Yes. When the world ends on December 12, 2012.
No. Vaseline.
"I Don't Like Mondays," Boomtown Rats
Because humans don't hatch.
Nixon. Don't ask.
Early '90s.
He combined his father's way with words with an indescribable charisma that probably came from years on the road.
"Ned? Ned Ryerson?!"
Either is chivalrous; as long as you don't invite yourself into her partition. It's like getting into a taxi; do you let her get in first and then have to slide all the way over? Probably.

Hope that helped.

lisa r
10.12.07 @ 11:10a

Joe needs to start an Adam Answers All segment. :)

iris corbin
1.5.08 @ 11:02p

2) This girl I sort of know was dog sitting for her aunt in New York City. You know how it goes: wealthy aunt goes on vacation, needs someone to walk the dog, and you get to stay in a fabulous Manhattan apartment for a week or so. Great. I won't even charge you a fee.

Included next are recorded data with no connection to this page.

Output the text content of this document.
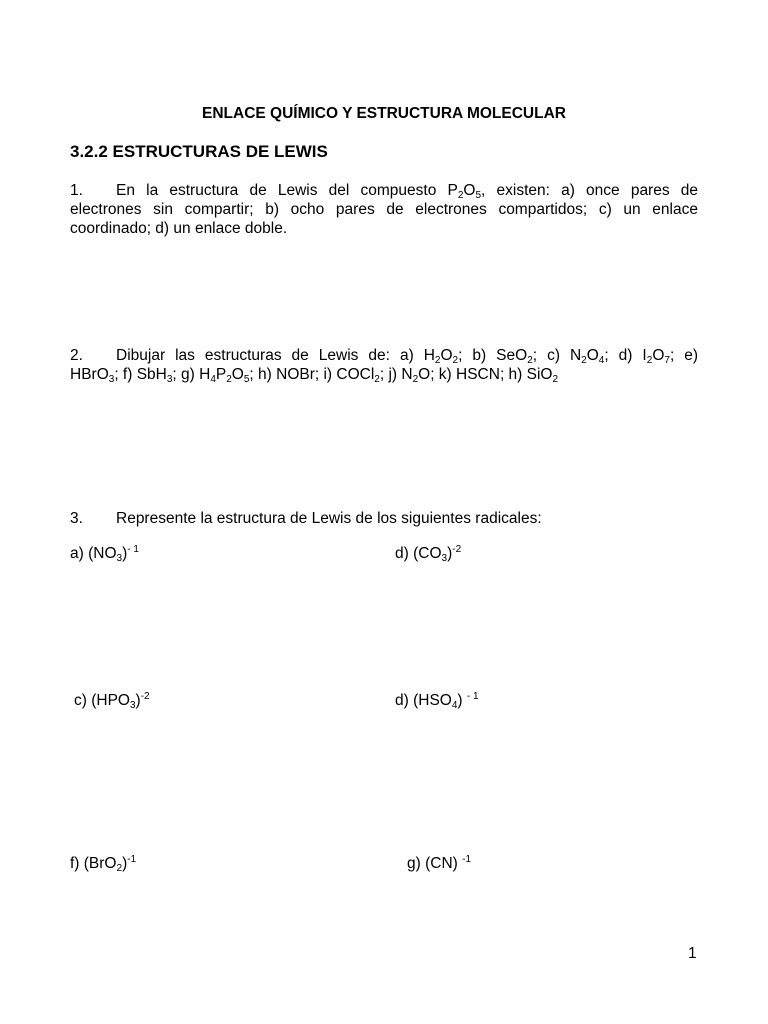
ENLACE QUÍMICO Y ESTRUCTURA MOLECULAR
3.2.2 ESTRUCTURAS DE LEWIS
1. En la estructura de Lewis del compuesto $P_2O_5$, existen: a) once pares de
electrones sin compartir; b) ocho pares de electrones compartidos; c) un enlace
coordinado; d) un enlace doble.
2. Dibujar las estructuras de Lewis de: a) $H_2O_2$; b) SeO$_2$; c) $N_2O_4$; d) $I_2O_7$; e)
HBrO$_3$; f) SbH$_3$; g) $H_4P_2O_5$; h) NOBr; i) COCl$_2$; j) $N_2O$; k) HSCN; h) SiO$_2$
3. Represente la estructura de Lewis de los siguientes radicales:
a) $(NO_3)^{- 1}$	d) $(CO_3)^{-2}$
c) $(HPO_3)^{-2}$	d) $(HSO_4)$ $^{- 1}$
f) $(BrO_2)^{-1}$	g) (CN) $^{-1}$
1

Well, a few days into it, the dog dies. Not as bad as it sounds. The dog was old, and auntie was very understanding about it on the phone. The problem now is what to do with an 85-pound canine carcass.

The girl somehow tracks down a doggie disposal place in the city. All she needs to do is get the dog there, and of course, she has no car.

Girl finds auntie's biggest, wheeled suitcase, stuffs the body in, and ventures onto the subway. While there she meets a really cute guy. They start talking (sorry, Adam, the girl can't remember what the opening line was). They totally hit it off, have a great conversation, they just click.

Wow, this kind of thing never happens on the New York subway. It's going so well, he gets off at her stop with her, even though it's not his stop. The brand new couple goes up to street level. As they exchange digits, he asks the pretty girl, "So what's in that suitcase, anyway?"

Panicking, she says the first thing that comes to her mind: "I'm taking electronics to my grandmother."

This lovely man punches the girl in the face, knocks her out, and bolts with the suitcase. She awoke a few seconds later.

I'd give anything to hear his telling of the story: "So I drag the suitcase all the way home, and guess what's inside?"

This is why women hesitate to talk to strange men on the subway.

4) When the first door is held open, say "thank you." At the second, mutter a quick "thanks."


adam kraemer
1.6.08 @ 6:42p

That may be both the best and the worst story ever. I do feel like the loss of the suitcase was pretty much going to happen anyway. No one likes using luggage that once held a carcass of any sort.

For the record, I would never knock out a woman I just met for a bag full of whatever electronics her grandmother needed.